Several subsequent studies have mined the same vein vein more deeply. The most recent studyon heat training in endurance athletes, published in the European Journal of Applied Physiology, offers important guidance on how best to use this method in real-world settings. Led by Mark Waldron of Swansea University, the experiment aimed to track the time course of adaptations to heat training.

Twenty-two male cyclists were separated into experimental and control groups. Members of the experimental group cycled indoors at 100 degrees Fahrenheit while members of the control group did an equal amount of cycling at 68 degrees. Waldron’s team measured VO2max in both groups before the intervention, on days five and ten of the intervention, and on days one, two, three, four, five, and ten afterward.

The results are interesting. Both groups exhibited an initial decrease in VO2max during the 10-day training period that was followed by a rebound beyond baseline afterward. The peak increase was higher in the heat-training group, but not until four days after the last heat-training session, with some variation between individuals. VO2max then began to trend toward decline in this group, though the amount of decline that occurred between day four to day 10 post-acclimation did not reach statistical significance.

In a nutshell, these findings suggest that if you’re going to use heat training to increase your endurance performance, you need to time it to end about four days before you race.
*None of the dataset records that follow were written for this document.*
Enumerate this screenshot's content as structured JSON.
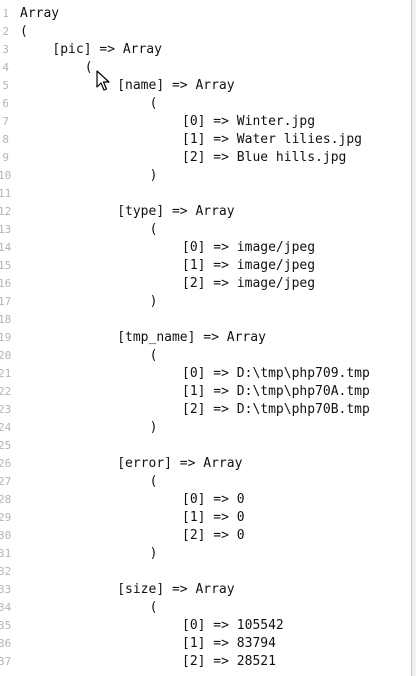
{
  "editor": {
    "lines": [
      {
        "num": "1",
        "text": "Array",
        "indent": 0
      },
      {
        "num": "2",
        "text": "(",
        "indent": 0
      },
      {
        "num": "3",
        "text": "[pic] => Array",
        "indent": 4
      },
      {
        "num": "4",
        "text": "(",
        "indent": 8
      },
      {
        "num": "5",
        "text": "[name] => Array",
        "indent": 12
      },
      {
        "num": "6",
        "text": "(",
        "indent": 16
      },
      {
        "num": "7",
        "text": "[0] => Winter.jpg",
        "indent": 20
      },
      {
        "num": "8",
        "text": "[1] => Water lilies.jpg",
        "indent": 20
      },
      {
        "num": "9",
        "text": "[2] => Blue hills.jpg",
        "indent": 20
      },
      {
        "num": "10",
        "text": ")",
        "indent": 16
      },
      {
        "num": "11",
        "text": "",
        "indent": 0
      },
      {
        "num": "12",
        "text": "[type] => Array",
        "indent": 12
      },
      {
        "num": "13",
        "text": "(",
        "indent": 16
      },
      {
        "num": "14",
        "text": "[0] => image/jpeg",
        "indent": 20
      },
      {
        "num": "15",
        "text": "[1] => image/jpeg",
        "indent": 20
      },
      {
        "num": "16",
        "text": "[2] => image/jpeg",
        "indent": 20
      },
      {
        "num": "17",
        "text": ")",
        "indent": 16
      },
      {
        "num": "18",
        "text": "",
        "indent": 0
      },
      {
        "num": "19",
        "text": "[tmp_name] => Array",
        "indent": 12
      },
      {
        "num": "20",
        "text": "(",
        "indent": 16
      },
      {
        "num": "21",
        "text": "[0] => D:\\tmp\\php709.tmp",
        "indent": 20
      },
      {
        "num": "22",
        "text": "[1] => D:\\tmp\\php70A.tmp",
        "indent": 20
      },
      {
        "num": "23",
        "text": "[2] => D:\\tmp\\php70B.tmp",
        "indent": 20
      },
      {
        "num": "24",
        "text": ")",
        "indent": 16
      },
      {
        "num": "25",
        "text": "",
        "indent": 0
      },
      {
        "num": "26",
        "text": "[error] => Array",
        "indent": 12
      },
      {
        "num": "27",
        "text": "(",
        "indent": 16
      },
      {
        "num": "28",
        "text": "[0] => 0",
        "indent": 20
      },
      {
        "num": "29",
        "text": "[1] => 0",
        "indent": 20
      },
      {
        "num": "30",
        "text": "[2] => 0",
        "indent": 20
      },
      {
        "num": "31",
        "text": ")",
        "indent": 16
      },
      {
        "num": "32",
        "text": "",
        "indent": 0
      },
      {
        "num": "33",
        "text": "[size] => Array",
        "indent": 12
      },
      {
        "num": "34",
        "text": "(",
        "indent": 16
      },
      {
        "num": "35",
        "text": "[0] => 105542",
        "indent": 20
      },
      {
        "num": "36",
        "text": "[1] => 83794",
        "indent": 20
      },
      {
        "num": "37",
        "text": "[2] => 28521",
        "indent": 20
      }
    ]
  },
  "cursor": {
    "icon": "mouse-pointer-icon"
  },
  "colors": {
    "text": "#111111",
    "line_number": "#b4b4b4",
    "background": "#ffffff"
  }
}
This means that your heat training is likely to overlap with you pre-race taper. Is this insane? It might sound so, but there’s a difference between sound and substance. While training in 100-degree heat might be uncomfortable, it’s not going to kill you, and which would you rather do: 10 days of heavy, peak training in 100-degree heat or 10 days of lighter, taper training?

That being said, I don’t recommend that you try heat training for the first time before an important race. Instead, test it out early in a training cycle to see how it affects you. It won’t be wasted even then, because if it works it will give your subsequent training a nice boost.

I can’t help but wonder if doing one hot workout every week or so throughout a training cycle might have similar benefits. Personally, I would find this approach easier to manage. Heat training could then be used in much the same way carb-fasted workouts are, and perhaps the two methods could even be combined to minimize the number of training days that need to be set aside as “special” sessions. Can I get a real exercise scientist to look into this?